The film introduces many characters as Stevens visits the town's grieving parents and recruits them into his lawsuit, but Egoyan hardly delves too deeply into anything. There are numerous subplots that percolate on the fringes of the film but never go anywhere. Bill was having an affair with Risa (Alberta Watson), whose husband is introduced in the opening scenes as a nasty redneck caricature, delivering painfully contrived dialogue meant to demonstrate, in bold-face and underlined type, that this formerly tight-knit town is going to be torn apart by the arrival of the exploitative lawyer. It's all so trite, so inorganic, as this jerk insults his neighbors and friends one by one, until Egoyan is sure that he's made his point. The script is filled with overwritten contrivances like this, moments when it becomes all too obvious that the film is going to be making its big point now; there's no subtlety, no attempt to develop such ideas organically through patient character development. There's hardly any character development at all, in fact, just a series of types. The incest subplot between Nicole and her father Sam (Tom McCamus) is similarly undeveloped and disconnected from everything else.


Although the film suffers from this lack of depth and subtlety, there's no doubt that Egoyan has an eye for compelling details and an ability to stage striking, even haunting images. There's something chilling about the scene of Nicole walking into a deserted barn with her father for what seems to be a romantic evening. Before she enters, she pauses outside, wrapped in a red shawl like Little Red Riding Hood — Egoyan continually connects her to fairy tales, both in her narration of the Pied Piper story as an allegory for the children's deaths and in her sad acknowledgment that, post-accident, she's no longer daddy's little princess. Moments like this linger in the imagination, and when Egoyan is able to touch upon such emotionally resonant moments, it's compelling, even if in the larger narrative the incest subplot is so undeveloped that it barely registers. (And even though the actual staging of the subsequent incest scene as a candlelit romantic moment is cringe-inducing.)
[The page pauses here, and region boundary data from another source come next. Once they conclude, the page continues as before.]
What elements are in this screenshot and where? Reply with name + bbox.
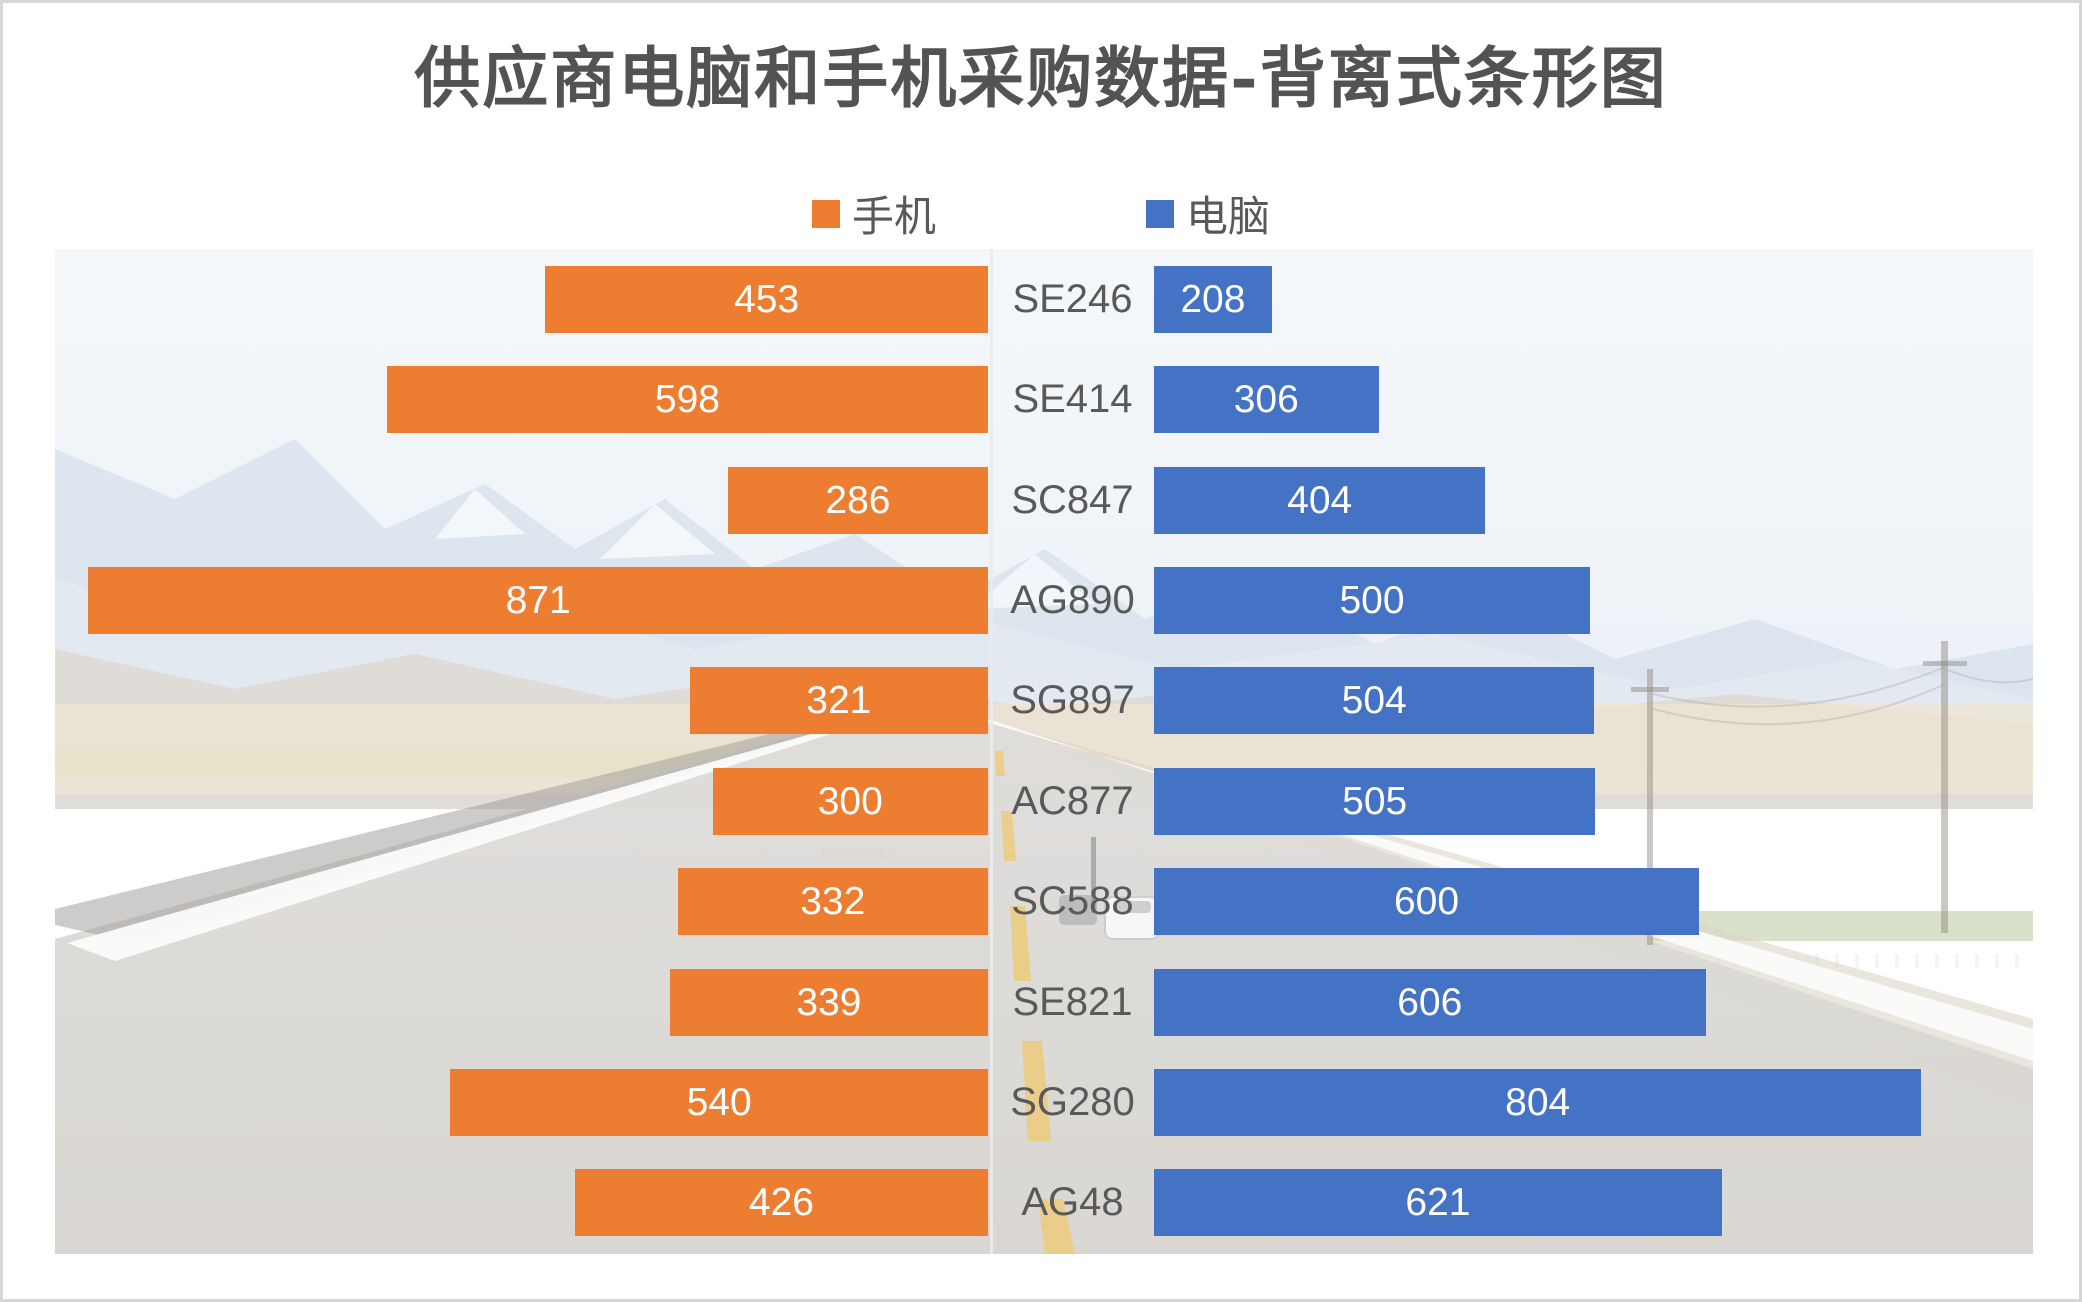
computer-bar-value: 600	[1393, 880, 1460, 924]
computer-bar-value: 606	[1397, 980, 1463, 1024]
phone-bar: 453	[545, 265, 988, 333]
category-label: AC877	[1011, 778, 1134, 823]
computer-bar-value: 500	[1339, 578, 1405, 622]
category-label: AG890	[1010, 577, 1135, 622]
computer-swatch-icon	[1146, 199, 1174, 228]
phone-bar: 321	[689, 667, 988, 735]
phone-bar-value: 339	[796, 980, 862, 1024]
computer-bar: 208	[1154, 265, 1272, 333]
category-label: SG280	[1010, 1079, 1135, 1124]
computer-bar-value: 306	[1233, 378, 1299, 422]
computer-bar-value: 621	[1405, 1181, 1471, 1225]
chart-title: 供应商电脑和手机采购数据-背离式条形图	[414, 39, 1668, 117]
plot-area: 453 SE246 208 598 SE414 306 286 SC847 404 871 AG89…	[55, 249, 2033, 1254]
phone-bar: 540	[450, 1068, 988, 1136]
center-axis-line	[990, 249, 993, 1254]
phone-bar: 598	[386, 366, 988, 434]
category-label: SC588	[1011, 879, 1134, 924]
phone-bar: 871	[88, 566, 988, 634]
category-label: SC847	[1011, 477, 1134, 522]
phone-swatch-icon	[811, 199, 840, 228]
computer-bar: 404	[1154, 466, 1486, 534]
phone-bar: 426	[574, 1169, 988, 1237]
computer-bar-value: 504	[1341, 679, 1407, 723]
legend-item-phone: 手机	[811, 183, 936, 244]
computer-bar: 500	[1154, 566, 1590, 634]
category-label: SE414	[1012, 377, 1133, 422]
computer-bar: 504	[1154, 667, 1595, 735]
computer-bar-value: 804	[1505, 1080, 1571, 1124]
legend-label-phone: 手机	[851, 193, 936, 240]
category-label: AG48	[1021, 1180, 1124, 1225]
category-label: SG897	[1010, 678, 1135, 723]
legend: 手机 电脑	[3, 183, 2079, 244]
phone-bar-value: 453	[734, 277, 800, 321]
computer-bar: 505	[1154, 767, 1596, 835]
phone-bar-value: 286	[825, 478, 891, 522]
phone-bar-value: 300	[817, 779, 883, 823]
phone-bar-value: 871	[505, 578, 571, 622]
category-label: SE246	[1012, 276, 1133, 321]
computer-bar-value: 404	[1287, 478, 1353, 522]
phone-bar: 332	[677, 868, 988, 936]
phone-bar: 339	[669, 968, 988, 1036]
phone-bar-value: 540	[686, 1080, 752, 1124]
phone-bar: 300	[712, 767, 988, 835]
computer-bar-value: 505	[1342, 779, 1408, 823]
computer-bar: 621	[1154, 1169, 1722, 1237]
computer-bar: 306	[1154, 366, 1379, 434]
computer-bar: 804	[1154, 1068, 1922, 1136]
legend-item-computer: 电脑	[1146, 183, 1270, 244]
computer-bar: 606	[1154, 968, 1706, 1036]
phone-bar: 286	[727, 466, 988, 534]
category-label: SE821	[1012, 979, 1133, 1024]
phone-bar-value: 332	[800, 880, 866, 924]
computer-bar: 600	[1154, 868, 1699, 936]
phone-bar-value: 426	[748, 1181, 814, 1225]
phone-bar-value: 598	[654, 378, 720, 422]
phone-bar-value: 321	[806, 679, 872, 723]
computer-bar-value: 208	[1180, 277, 1246, 321]
legend-label-computer: 电脑	[1186, 193, 1271, 240]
When Egoyan delves deeper into emotional territory, he comes away with stunning material, like Stevens' surprisingly touching account of how he'd once brought his daughter to the hospital for a life-threatening spider bite when she was a very young child. Egoyan hones in on a single moment, a single image: a closeup of the girl's expressionless face, cradled in her father's arms as he drives, with an open switchblade next to her face, her father's hand poised to perform a tracheotomy if her throat should close and her breathing choke off. It's a startling, emotionally fraught image, this juxtaposition of the child's innocent face and the hovering danger of the knife, a visual indication of this father's willingness to do anything to save his child.

Such moments are so emotionally rich, so suggestive of the depths of these characters, that one wishes Egoyan was able to cut so deeply all the time, that he was able to bring the same heft to the film as a whole. Unfortunately, too much of the film is shallow and mannered, and too many of the other characters seem to have no such depths to plumb. It's too often an approximation of grief rather than the real thing, a manipulative film that leans too hard on its central tragedy, relying on the horror of children dying to disguise the fact that Egoyan has little else to offer. Its supposed insights — small towns hide secrets, neighbors can easily turn on each other, lawyers are corrupt — are so shockingly obvious and time-worn that it's hard to believe Egoyan thinks he's revealing anything about the nature of grief or incest or parent/child relationships here. And at least one of its points, the idea that tragedy is often exploited, is merely ironic in light of the film's over-reliance on the tear-jerking aspects of its story. The Sweet Hereafter has moments of sad beauty, moments where some human spark shines through the contrivances of the script, but these moments are all too often overwhelmed by Egoyan's lite-tragic sensibility and the overstated simplicities that stand in for themes.